Desplegando una política audaz y a contrapelo de las hegemonías mundiales, subvirtiendo las “formas” institucionales aprovechando el profundo descrédito en el que habían caído esas mismas instituciones en el giro del siglo y en medio del estallido de 2001, rescatando lenguajes y tradiciones sobre las que el paso del tiempo y las garras de los vencedores habían dejado sus marcas envenenadas, ejerciendo, con fuerza anticipatoria, una decisiva reparación del pasado que habilitó, en un doble sentido, un camino de justicia y una intensa querella interpretativa de ese mismo pasado que tan hondamente había marcado un tiempo histórico rescatado del ostracismo, Néstor Kirchner rediseñó, hacia atrás y hacia adelante, la travesía del país. Conmoción e interpelación. Dos palabras para dar cuenta del impacto que en muchos de nosotros provocó esa inesperada fisura de una historia que parecía destinada a la reproducción eterna de nuestra inagotable barbarie. Ruptura, entonces, de lo pensado y de lo conocido hasta ese discurso insólito que necesitaba encontrarse con una materialidad histórica que, eso pensábamos, huía de retóricas del engaño o la autoconmiseración.

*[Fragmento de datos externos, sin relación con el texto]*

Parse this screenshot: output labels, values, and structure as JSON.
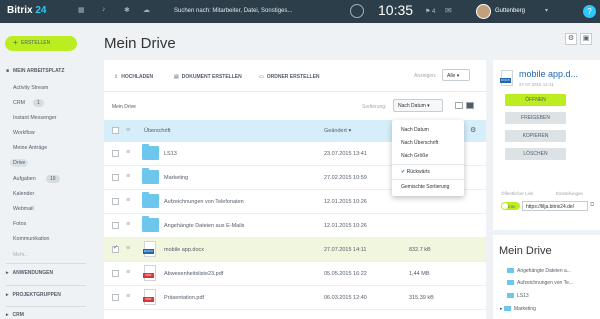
{
  "topbar": {
    "logo": "Bitrix",
    "logo_num": "24",
    "search_placeholder": "Suchen nach: Mitarbeiter, Datei, Sonstiges...",
    "time": "10:35",
    "flag_count": "4",
    "user_name": "Guttenberg",
    "help": "?"
  },
  "sidebar": {
    "create_label": "ERSTELLEN",
    "section1": "MEIN ARBEITSPLATZ",
    "items": [
      {
        "label": "Activity Stream"
      },
      {
        "label": "CRM",
        "badge": "1"
      },
      {
        "label": "Instant Messenger"
      },
      {
        "label": "Workflow"
      },
      {
        "label": "Meine Anträge"
      },
      {
        "label": "Drive",
        "active": true
      },
      {
        "label": "Aufgaben",
        "badge": "19"
      },
      {
        "label": "Kalender"
      },
      {
        "label": "Webmail"
      },
      {
        "label": "Fotos"
      },
      {
        "label": "Kommunikation"
      }
    ],
    "more": "Mehr...",
    "section2": "ANWENDUNGEN",
    "section3": "PROJEKTGRUPPEN",
    "section4": "CRM"
  },
  "page": {
    "title": "Mein Drive"
  },
  "toolbar": {
    "upload": "HOCHLADEN",
    "create_doc": "DOKUMENT ERSTELLEN",
    "create_folder": "ORDNER ERSTELLEN",
    "show_label": "Anzeigen:",
    "show_value": "Alle"
  },
  "breadcrumb": "Mein Drive",
  "sort": {
    "label": "Sortierung:",
    "value": "Nach Datum"
  },
  "table": {
    "headers": {
      "name": "Überschrift",
      "changed": "Geändert"
    },
    "rows": [
      {
        "name": "LS13",
        "date": "23.07.2015 13:41",
        "size": "",
        "type": "folder",
        "selected": false
      },
      {
        "name": "Marketing",
        "date": "27.02.2015 10:59",
        "size": "",
        "type": "folder",
        "selected": false
      },
      {
        "name": "Aufzeichnungen von Telefonaten",
        "date": "12.01.2015 10:26",
        "size": "",
        "type": "folder",
        "selected": false
      },
      {
        "name": "Angehängte Dateien aus E-Mails",
        "date": "12.01.2015 10:26",
        "size": "",
        "type": "folder",
        "selected": false
      },
      {
        "name": "mobile app.docx",
        "date": "27.07.2015 14:11",
        "size": "832.7 kB",
        "type": "docx",
        "selected": true
      },
      {
        "name": "Abwesenheitsliste23.pdf",
        "date": "05.05.2015 16:22",
        "size": "1,44 MB",
        "type": "pdf",
        "selected": false
      },
      {
        "name": "Präsentation.pdf",
        "date": "06.03.2015 12:40",
        "size": "315.39 kB",
        "type": "pdf",
        "selected": false
      }
    ]
  },
  "sort_menu": {
    "items": [
      "Nach Datum",
      "Nach Überschrift",
      "Nach Größe"
    ],
    "desc": "Rückwärts",
    "mixed": "Gemischte Sortierung"
  },
  "right": {
    "file_title": "mobile app.d...",
    "file_date": "27.07.2015 14:11",
    "btn_open": "ÖFFNEN",
    "btn_share": "FREIGEBEN",
    "btn_copy": "KOPIEREN",
    "btn_delete": "LÖSCHEN",
    "public_link_label": "Öffentlicher Link",
    "settings_label": "Einstellungen",
    "toggle": "EIN",
    "link": "https://lilja.bitrix24.de/",
    "tree_title": "Mein Drive",
    "tree_items": [
      "Angehängte Dateien a...",
      "Aufzeichnungen von Te...",
      "LS13",
      "Marketing"
    ]
  },
  "colors": {
    "accent": "#bbed21",
    "topbar": "#2c3e4a",
    "header": "#d6eef9",
    "selected_row": "#f1f7de"
  }
}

El kirchnerismo, ese nombre que se fue pronunciando de a poco y no sin inquietudes, desequilibró lo que permanecía equilibrado, removió lo que hacia resistencia, cuestionó lo que permanecía incuestionable, aireó lo asfixiante de una realidad miasmática y, por sobre todas las cosas, puso en marcha de nuevo la flecha de la historia.
Con pasiones que parecían provenir de otros tiempos, los últimos años, en especial los abiertos a partir de la disputa por la renta agraria en el 2008, han sido testigos de querellas intelectuales y políticas que obligaron a cada uno de sus participantes a tener que tomar partido. Fue imposible sustraerse a la agitación de la época y a la vigorosa interpelación que el kirchnerismo le formuló a la sociedad. La política, con sus intensidades y sus desafíos, con sus formas muchas veces opacas y otras luminosas, se instaló en el centro de la escena nacional para, como hacía mucho que no sucedía, convocar a aquello que siempre estuvo en su interior aunque pudiera, en ocasiones, quedar escondido por las hegemonías del poder real: “el litigio por la igualdad”.
El kirchnerismo salió al rescate de tradiciones y experiencias extraviadas corriendo la pesada lápida que había caído sobre épocas en las que no resultaba nada sorprendente el encuentro, siempre arduo y complejo, de la lengua política y los ideales emancipadores, y al hacerlo desafió a una sociedad todavía incrédula que sospechaba, otra vez, que le querían vender gato por liebre. En todo caso, hizo imposible el reclamo de neutralidad o de distanciada perspectiva académica, hizo saltar en mil pedazos la supuesta objetividad interpretativa o la reclamada independencia periodística mostrando, una vez más, que cuando retorna lo político como lenguaje de la reinvención democrática se acaban los consensualismos vacíos y los llamados a la reconciliación fundados en el olvido histórico. Lo que emerge, con fuerza desequilibrante, es la disputa por el sentido y la irrevocable evidencia de las fuerzas en pugna. El kirchnerismo, lo decía en otro lugar, vino a sacudir y a enloquecer la historia. El impacto enorme de su impronta, de esa invención a contracorriente formulada en mayo de 2003, sigue irradiando alrededor nuestro y continúa definiendo el horizonte de nuestros conflictos y posibilidades.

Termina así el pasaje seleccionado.